Shelli Jones, lat 33, przyjechała z Joplin w stanie Missouri, aby wziąć udział w proteście odbywającym się przed drzwiami wejściowymi Monsanto. Nienawidzi faktu, że Monsanto – które może pochwalić się wątpliwym wyróżnieniem jako twórca zawierającego dioksyny środka defoliującego Agent Orange, który został rozpylony na terenach wiejskich Wietnamu Południowego podczas wojny w Wietnamie, zarażając miejscową ludność i amerykańskich żołnierzy – coraz bardziej utrudnia ludziom pracy pracę żyj i odżywiaj się zdrowo. Krytykuje Monsanto i system kapitalizmu korporacyjnego, który zagraża przeciętnym obywatelom, których nie zawsze stać na żywność ekologiczną i nie mają czasu na uprawę całej własnej żywności, aby zapewnić rodzinie posiłki wolne od GMO.
„Mam bony żywnościowe i nie mogę jeść dobrego jedzenia? Bzdury!” powiedziała.
Jones rano odwozi syna do szkoły, idzie do pracy, biegnie w porze lunchu, odbiera syna po szkole, wieczorem idzie do pracy, a po powrocie do domu zajmuje się pracami w ogrodzie. Pomimo napiętego harmonogramu uznała za konieczne zaprotestować przeciwko niewytłumaczalnej prywatnej kontroli, jaką sprawuje Monsanto, i miała nadzieję pomóc w informowaniu opinii publicznej o tym, co się dzieje.

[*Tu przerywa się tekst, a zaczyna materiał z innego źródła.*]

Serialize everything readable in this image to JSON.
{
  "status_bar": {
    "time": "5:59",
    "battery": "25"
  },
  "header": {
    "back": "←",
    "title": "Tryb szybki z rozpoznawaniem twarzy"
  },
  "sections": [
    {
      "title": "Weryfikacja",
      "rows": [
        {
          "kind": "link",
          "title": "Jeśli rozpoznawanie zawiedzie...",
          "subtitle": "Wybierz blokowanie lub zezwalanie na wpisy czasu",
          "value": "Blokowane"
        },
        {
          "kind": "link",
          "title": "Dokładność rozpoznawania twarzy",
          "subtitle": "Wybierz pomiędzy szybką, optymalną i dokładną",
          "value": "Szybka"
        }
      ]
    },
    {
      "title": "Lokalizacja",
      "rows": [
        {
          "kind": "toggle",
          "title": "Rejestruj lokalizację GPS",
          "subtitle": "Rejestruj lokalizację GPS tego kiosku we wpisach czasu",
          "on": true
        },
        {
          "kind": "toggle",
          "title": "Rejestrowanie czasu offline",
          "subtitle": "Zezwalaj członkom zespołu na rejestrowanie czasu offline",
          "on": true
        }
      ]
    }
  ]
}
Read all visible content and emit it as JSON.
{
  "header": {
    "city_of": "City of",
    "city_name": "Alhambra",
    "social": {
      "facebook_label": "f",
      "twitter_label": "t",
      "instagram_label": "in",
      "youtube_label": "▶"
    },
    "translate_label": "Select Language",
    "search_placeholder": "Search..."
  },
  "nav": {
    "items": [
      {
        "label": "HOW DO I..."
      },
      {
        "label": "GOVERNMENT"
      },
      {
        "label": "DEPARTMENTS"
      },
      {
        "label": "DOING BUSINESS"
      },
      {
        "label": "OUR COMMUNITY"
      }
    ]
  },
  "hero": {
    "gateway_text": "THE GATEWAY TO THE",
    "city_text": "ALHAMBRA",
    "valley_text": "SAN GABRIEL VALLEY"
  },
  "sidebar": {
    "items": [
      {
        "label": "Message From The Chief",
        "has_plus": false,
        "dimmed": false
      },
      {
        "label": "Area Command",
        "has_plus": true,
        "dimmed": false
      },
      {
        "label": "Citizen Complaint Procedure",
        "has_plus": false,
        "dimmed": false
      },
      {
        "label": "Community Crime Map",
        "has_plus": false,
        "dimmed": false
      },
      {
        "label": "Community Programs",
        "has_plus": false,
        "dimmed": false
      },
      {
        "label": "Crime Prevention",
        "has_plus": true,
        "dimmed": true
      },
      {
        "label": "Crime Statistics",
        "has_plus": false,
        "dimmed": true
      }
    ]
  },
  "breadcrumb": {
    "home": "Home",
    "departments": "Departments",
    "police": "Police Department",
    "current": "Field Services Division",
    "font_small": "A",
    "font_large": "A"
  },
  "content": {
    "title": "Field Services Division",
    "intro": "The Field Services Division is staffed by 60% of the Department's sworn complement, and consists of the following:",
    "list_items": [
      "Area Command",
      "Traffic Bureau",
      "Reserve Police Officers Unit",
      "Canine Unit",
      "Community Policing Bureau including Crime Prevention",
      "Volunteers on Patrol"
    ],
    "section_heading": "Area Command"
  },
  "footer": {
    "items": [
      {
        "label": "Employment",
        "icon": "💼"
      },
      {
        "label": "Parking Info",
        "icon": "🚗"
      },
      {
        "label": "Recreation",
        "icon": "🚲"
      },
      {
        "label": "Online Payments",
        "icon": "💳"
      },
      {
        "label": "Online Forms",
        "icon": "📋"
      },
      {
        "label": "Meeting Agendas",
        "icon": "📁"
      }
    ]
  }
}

Jones pojawił się w noc poprzedzającą wydarzenie na przyjęciu, na którym robiono szyldy, kolacji bez GMO i obozie na farmie Carondelet Garden Urban Farm w South St. Louis.
„Śpisz w namiocie w przypadkowym ogrodzie?” – zapytała retorycznie. "Jasne, czemu nie?"
Mark Brown, wieloletni działacz i organizator, zaprosił poprzedniego wieczoru tych, którzy planowali demonstrację 25 maja, do ogrodu miejskiego. Dzień wcześniej idąc boso po ogrodzie, a następnie podczas marszu z miejsca zbiórki w Stacy Park do siedziby Monsanto i pozostając bez butów przez całą demonstrację, Brown również prawie stracił głos, stojąc przed wejściem na teren firmy, gromadząc protestujących i podnosząc protesty duchy, gdy spadł deszcz.
Brown powiedział, że ludzie „nie będą tolerować”, gdy garstka osób decyduje o tym, kto na świecie może jeść, a kto nie i kto ma dostęp do bezpiecznych nasion, a kto nie.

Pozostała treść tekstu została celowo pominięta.